Westinghouse to build Utah nuclear plant
A firm seeking to bring nuclear power to Utah has reached an agreement with Westinghouse Electric Co. to design and build a 1,500-megawatt plant in Emery County.
Blue Castle Holdings announced Wednesday it has signed a memorandum of understanding that commits the company to Westinghouse's AP1000, a pressurized water reactor the company is constructing at four other sites around the world, including two U.S. plant expansions. This model is known for its "passive" safety systems, designed to shut down the plant in the event of a mishap.
The two-unit generating station would stand on Utah state trust land outside the town of Green River.

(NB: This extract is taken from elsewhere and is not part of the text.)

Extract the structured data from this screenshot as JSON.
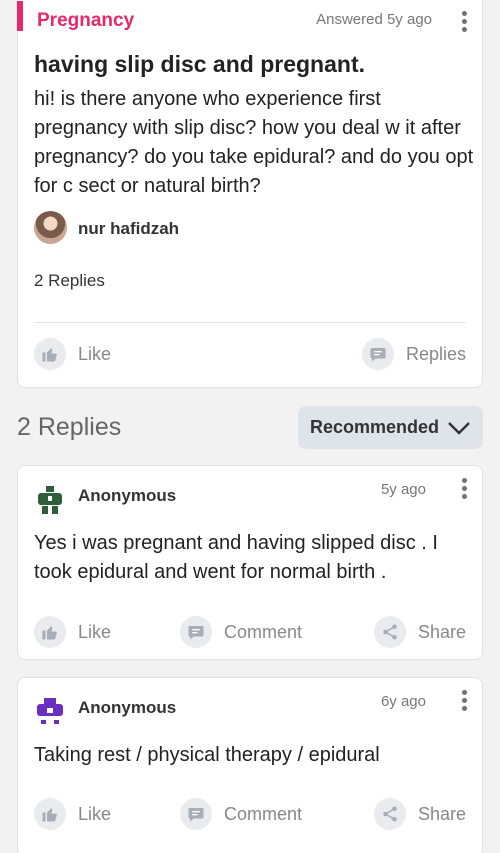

The project, spearheaded by former Utah Rep. Aaron Tilton, has a long way to go before it spins kilowatts into the grid, but Tilton characterized the agreement as an important step to move the project forward.
The two companies will work as partners on activities associated with the proposed plant, including marketing, nuclear safety licensing, permit acquisition, design, construction, start-up, testing, operation and maintenance, according to a news release. The project is expected to employ 2,500 people during construction and 1,000 during the 60-year life of the plant.
While such a power plant would emit no carbon or other pollutants associated with fossil-fuel combustion, several Utah environmental groups oppose Blue Castle, citing the potential for catastrophic accidents, uncertainties about waste disposal, and the heavy use of water to cool its reactors.
Two years ago, the state engineer agreed to let Kane and San Juan counties lease 53,000 acre-feet of water a year to operate the reactor. That's an amount capable of serving a city of up 200,000 homes, but it's hardly a dent in the Green River's flow, state lawyers argued last year.
Led by HEAL Utah, environmentalists sued and lost in state court to block the water transfer. That ruling is now under appeal.
Tribal representatives from communities along the Colorado River gathered Monday in Moab to discuss their concerns about the upstream location of a nuclear facility. A discharge of radiation could harm their key water source.
"Taking care of this river is very important to us," said Amanda Barrera, Colorado River Indian Tribes council representative, according to the Moab Sun News. "We hold seniority rights to it. We are here to educate ourselves and take information back to our people."
Blue Castle, a Utah-based company, so far has invested $17 million. It intends to sell the nuclear project to a larger company to build and operate once it gets the required permits, according to court testimony last year. Company officials expect the plant to produce power by around 2024, replacing output from Utah's coal-fired stations that face retirement in the coming decades.